Ce n’est pas parce que la célébration de la messe est un sommet de la vie sacerdotale, qu’il nous faut oublier les autres aspects : parole, évangélisation, gouvernance de la communauté, soin des plus délaissés. De plus, la messe ne recouvre pas la totalité de l’action de sanctification qui lui est impartie. C’est pourquoi nous consacrerons la communication suivante au ministère de la réconciliation.

Prière à Notre-Dame du Sacerdoce

Vierge marie, Mère du Christ-Prête, Mère des prêtres du monde entier, vous aimez particulièrement les prêtres parce qu’ils sont les images vivantes de votre Fils Unique.
Vous avez aidé Jésus par toute votre vie terrestre et vous l’aidez encore dans le ciel.

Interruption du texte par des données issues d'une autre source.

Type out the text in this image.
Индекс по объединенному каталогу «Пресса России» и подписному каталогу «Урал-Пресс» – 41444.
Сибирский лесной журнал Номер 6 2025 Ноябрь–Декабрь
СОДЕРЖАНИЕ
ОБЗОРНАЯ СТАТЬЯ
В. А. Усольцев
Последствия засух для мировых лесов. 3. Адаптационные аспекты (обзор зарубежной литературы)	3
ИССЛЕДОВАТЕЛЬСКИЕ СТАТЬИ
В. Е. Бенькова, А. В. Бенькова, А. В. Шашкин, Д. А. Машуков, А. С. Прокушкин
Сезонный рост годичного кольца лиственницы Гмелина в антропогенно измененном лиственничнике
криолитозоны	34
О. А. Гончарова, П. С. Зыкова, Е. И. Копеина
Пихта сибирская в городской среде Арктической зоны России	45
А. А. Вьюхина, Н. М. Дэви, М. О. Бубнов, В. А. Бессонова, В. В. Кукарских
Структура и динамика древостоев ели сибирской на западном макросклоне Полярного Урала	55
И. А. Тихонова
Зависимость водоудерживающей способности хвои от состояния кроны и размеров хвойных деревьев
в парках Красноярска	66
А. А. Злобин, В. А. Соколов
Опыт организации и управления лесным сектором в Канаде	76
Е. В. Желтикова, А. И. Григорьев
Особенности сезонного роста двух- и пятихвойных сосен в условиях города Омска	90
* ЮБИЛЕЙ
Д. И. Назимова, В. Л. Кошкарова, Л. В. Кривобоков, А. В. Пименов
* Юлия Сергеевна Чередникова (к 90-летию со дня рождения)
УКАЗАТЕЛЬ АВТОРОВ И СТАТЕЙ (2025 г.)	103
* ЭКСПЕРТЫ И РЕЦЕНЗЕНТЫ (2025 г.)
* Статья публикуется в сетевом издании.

Nous vous en supplions, priez pour lez prêtres ! « Priez le Père des cieux pour qu’il envoie des ouvriers à sa moisson. » Priez pour que nous ayons toujours des prêtres qui nous donnent les sacrements, nous expliquent l’Évangile du Christ et nous enseignent à devenir de vrais enfants de Dieu.
Vierge Marie, demandez vous-même à Dieu le Père les prêtres dont nous avons tant besoin ; et puisque votre cœur a pouvoir sur lui, obtenez-nous, ô Marie, des prêtres qui soient des saints.